Last Saturday, April 2, We Are Family Foundation held its second annual TEDxTeen, a day of talks by people whose actions and ideas are changing the world in a positive way–for teenagers and as teenagers. Attendees came from all over the world; I spoke with a young man and his mother who traveled from Palestine, and with a few other students who came from California just for TEDxTeen. Saturday happened to be an especially beautiful day here in New York City, which made it all the more inspiring to see the number of young people who chose to spend their time in a darkened auditorium.
There were fourteen talks in total, most in person but a few had been recorded from other TED conferences and were replayed. While all of them were remarkable, the talk which stood out the most came from Natalie Warne, who was just 17 when she learned about the longest-running war in Africa in which millions of children were forcibly drafted as soldiers, in many cases killing their own family members. She then applied to be an intern with Invisible Children to take action and help end the war, and helped to lead Invisible Children‘s awareness project called The Rescue.
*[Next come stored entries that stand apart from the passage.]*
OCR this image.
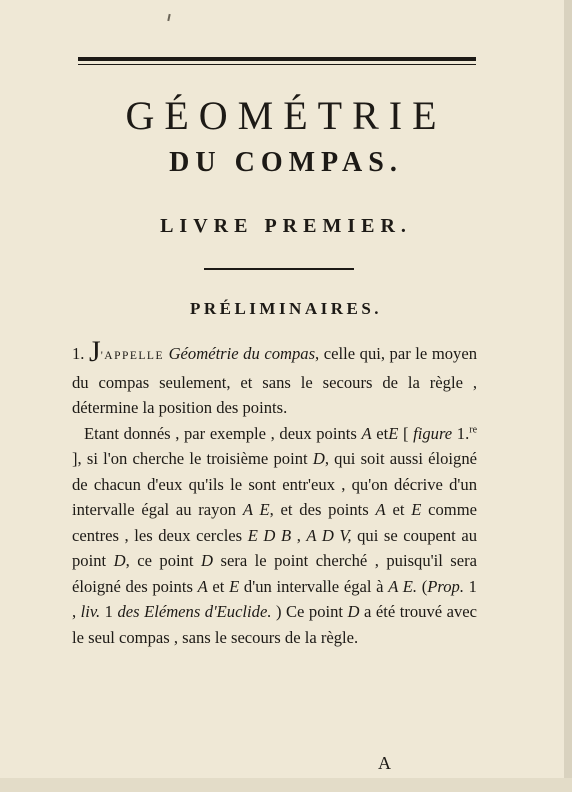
GÉOMÉTRIE
DU COMPAS.
LIVRE PREMIER.
PRÉLIMINAIRES.

1. J'APPELLE Géométrie du compas, celle qui, par le moyen du compas seulement, et sans le secours de la règle , détermine la position des points.

Etant donnés , par exemple , deux points A etE [ figure 1.$^{re}$ ], si l'on cherche le troisième point D, qui soit aussi éloigné de chacun d'eux qu'ils le sont entr'eux , qu'on décrive d'un intervalle égal au rayon A E, et des points A et E comme centres , les deux cercles E D B , A D V, qui se coupent au point D, ce point D sera le point cherché , puisqu'il sera éloigné des points A et E d'un intervalle égal à A E. (Prop. 1 , liv. 1 des Elémens d'Euclide. ) Ce point D a été trouvé avec le seul compas , sans le secours de la règle.

A
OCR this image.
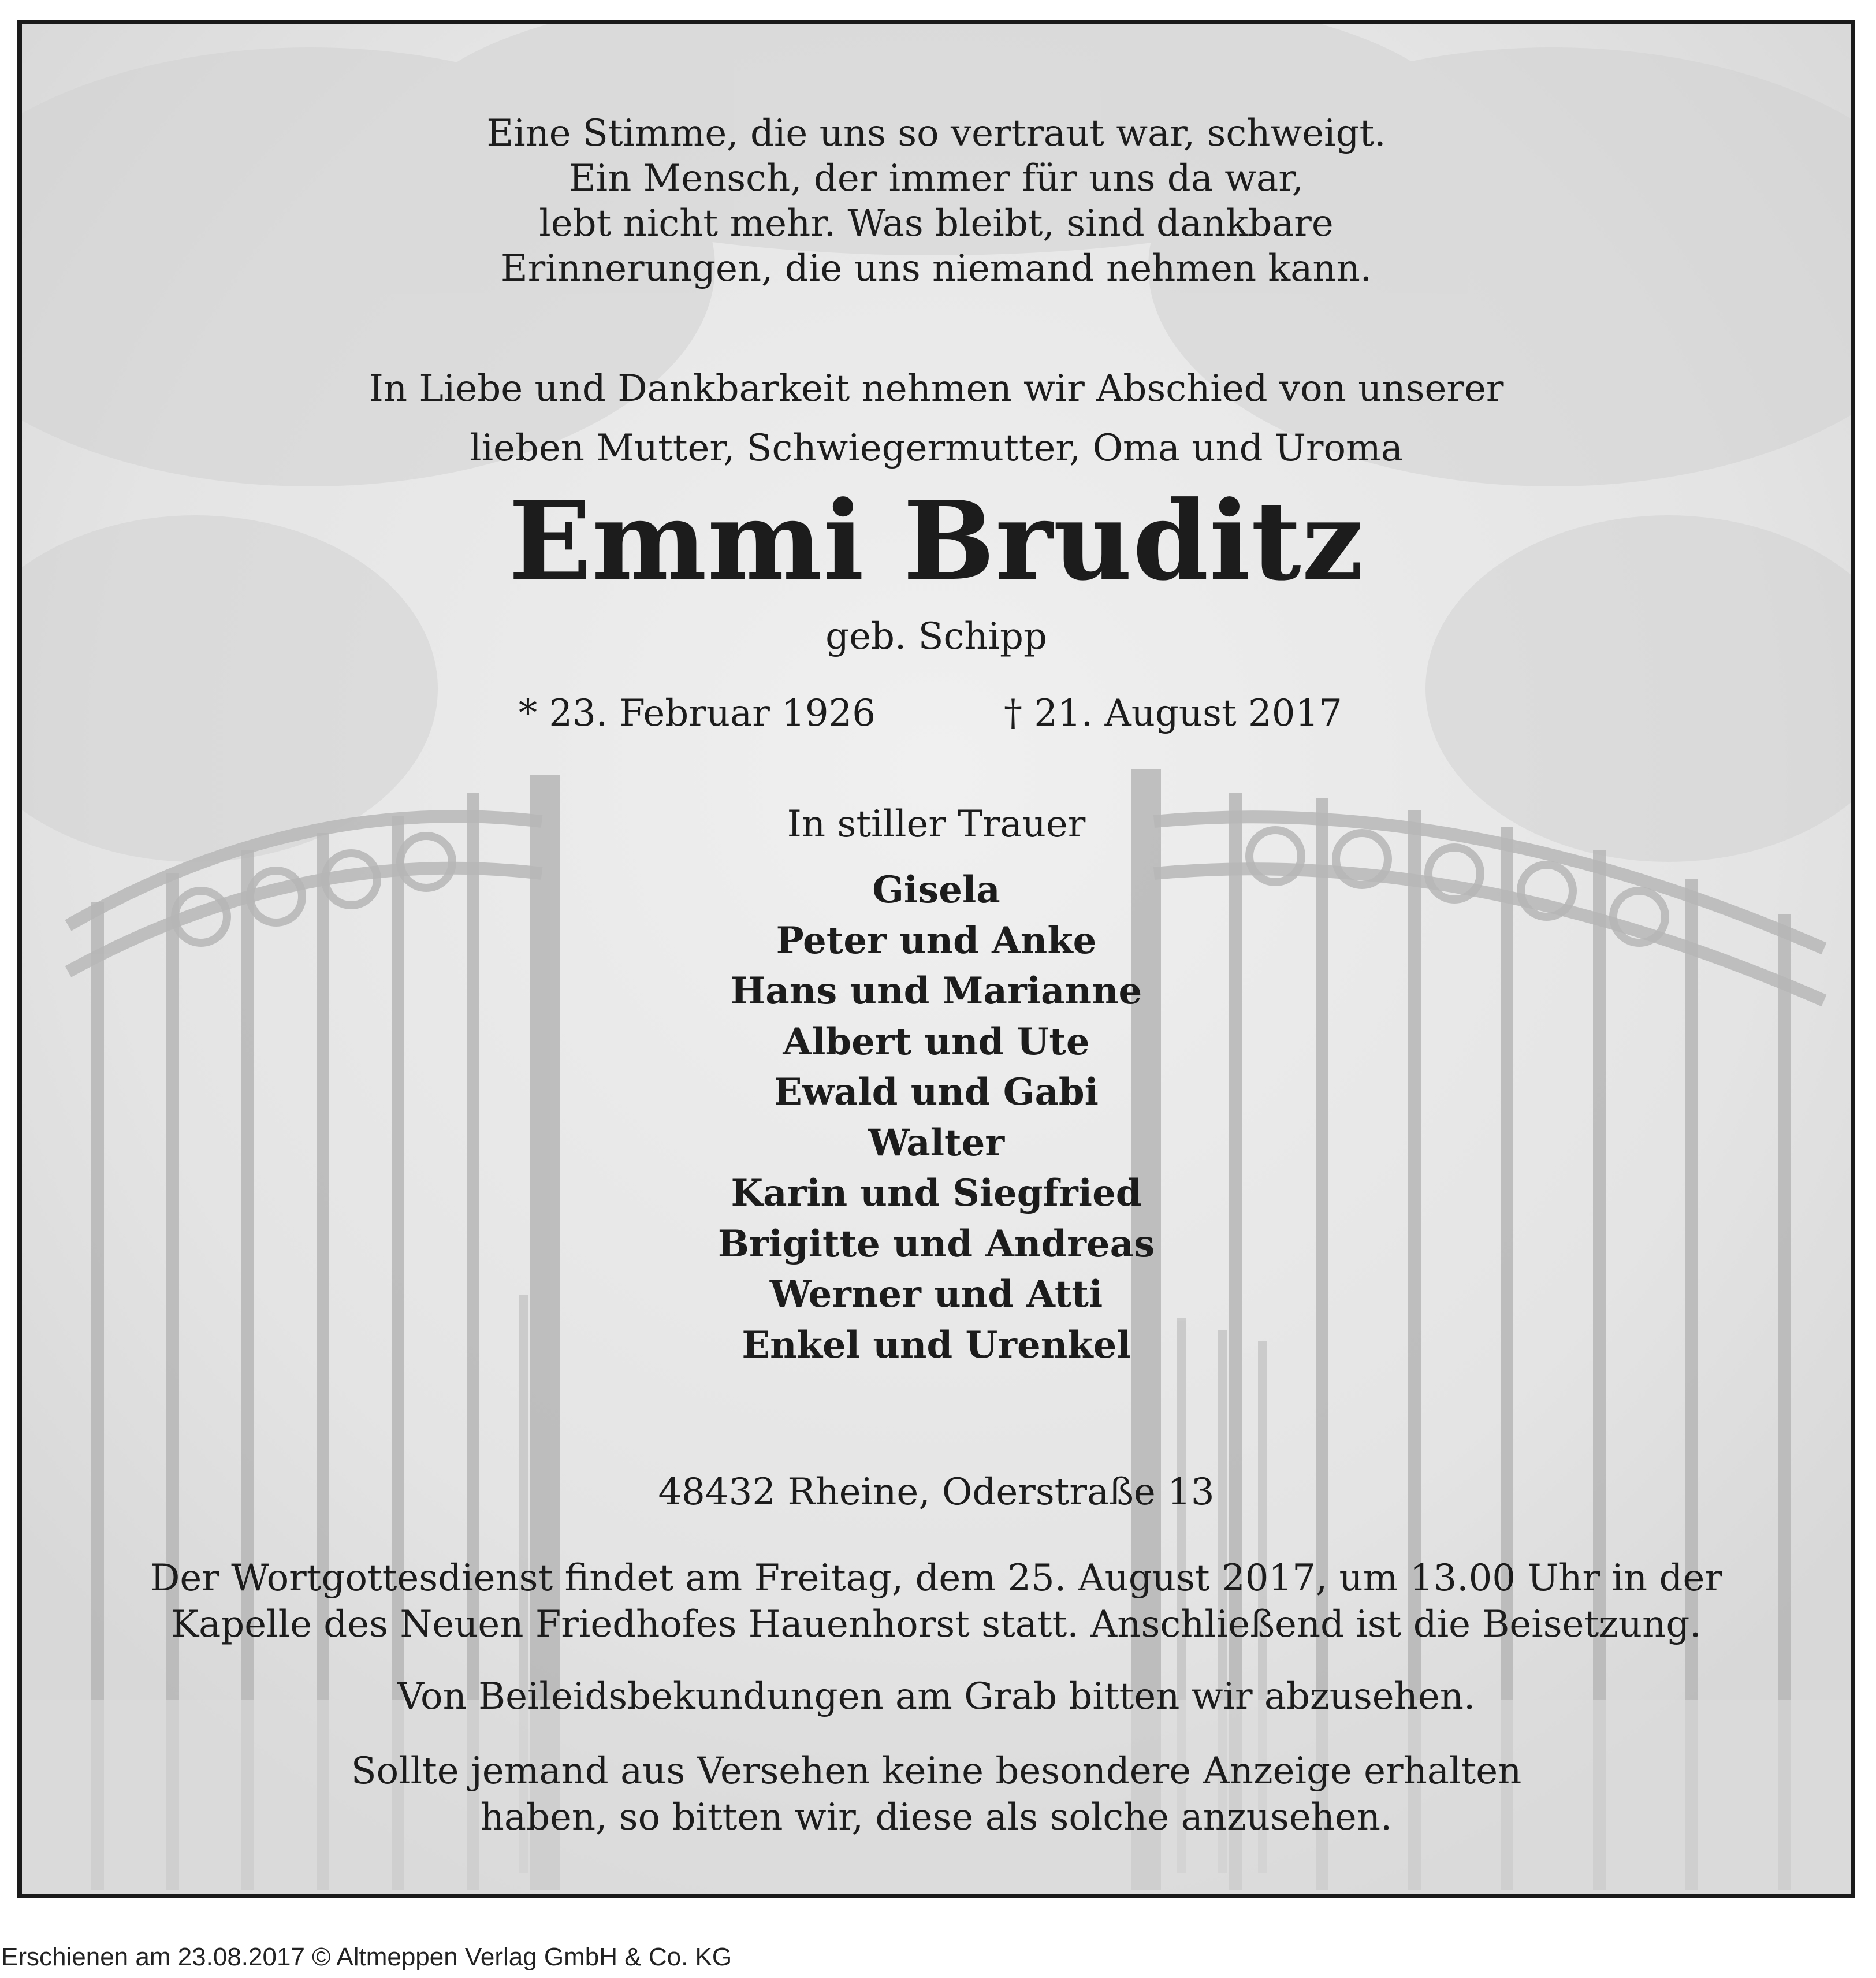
Eine Stimme, die uns so vertraut war, schweigt.
Ein Mensch, der immer für uns da war,
lebt nicht mehr. Was bleibt, sind dankbare
Erinnerungen, die uns niemand nehmen kann.
In Liebe und Dankbarkeit nehmen wir Abschied von unserer
lieben Mutter, Schwiegermutter, Oma und Uroma
Emmi Bruditz
geb. Schipp
* 23. Februar 1926	† 21. August 2017
In stiller Trauer
Gisela
Peter und Anke
Hans und Marianne
Albert und Ute
Ewald und Gabi
Walter
Karin und Siegfried
Brigitte und Andreas
Werner und Atti
Enkel und Urenkel
48432 Rheine, Oderstraße 13
Der Wortgottesdienst findet am Freitag, dem 25. August 2017, um 13.00 Uhr in der
Kapelle des Neuen Friedhofes Hauenhorst statt. Anschließend ist die Beisetzung.
Von Beileidsbekundungen am Grab bitten wir abzusehen.
Sollte jemand aus Versehen keine besondere Anzeige erhalten
haben, so bitten wir, diese als solche anzusehen.
Erschienen am 23.08.2017 © Altmeppen Verlag GmbH & Co. KG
In over 100 cities worldwide, thousands of people came out to protest the war, dispersing only when a city’s media mogul emerged to use his or her voice to speak about the conflict in Africa, thereby ‘rescuing’ each city.
Working primarily on the rescue event in Chicago, Natalie broke down how many hours she spent on the project (well over 1,000), how much money she spent on the Red Bull and Diet Coke needed to keep her going (over $300), the hospital bill she ran up as her body suffered from the subsequent overcaffeination (nearly $1,000) and how many times she was turned down by publicists and managers for the various moguls she tried to have rescue Chicago (almost 500). Six days into the event and in pouring rain, Chicago was the only city that hadn’t been rescued. So, Natalie, her fellow volunteers and the crowd of activists surrounded Harpo Studios, where Oprah Winfrey broadcasts her television show viewed by over 10 million people every day, and vowed to stay until she gave them time on her show to talk about the war in Africa. And she did.
On May 24th, 2010, President Obama signed into law the bill Invisible Children had been working to pass which included a plan to arrest Ugandan warlord Joseph Kony, try him for his crimes and provide assistance to the war recovery effort. Natalie did not fail to name her fellow volunteers and interns who worked tirelessly (and unpaid) to make this happen, but she also discussed her Chicago childhood as she and her five siblings were raised by her single mother on a modest teacher’s salary. Unlike many of the other speakers, Natalie did not grow up in a world of material privilege. The amazing work from others who did have certain advantages is no less valuable, but Natalie’s talk was so notable in part because it was clear she worked incredibly hard and overcame significant obstacles to make her dream come true. She also told us that her hard work continues, noting that if we were to follow back to her Los Angeles, we’d see her working long hours nannying and waiting tables to pay the bills as she pursues a career in film production. As Natalie said, “It is the acts that make us extraordinary, not the Oprah moments.” While watching the video of her being hoisted up by the crowd in front of the Oprah building, I think all the young people in the auditorium realized that this moment was just one among many others of blood, sweat and tears. Every presentation at TEDxTeen reminded us that change is always worth the work, but I especially appreciated Natalie’s for driving home just how much work is involved in the journey to make the world a better place.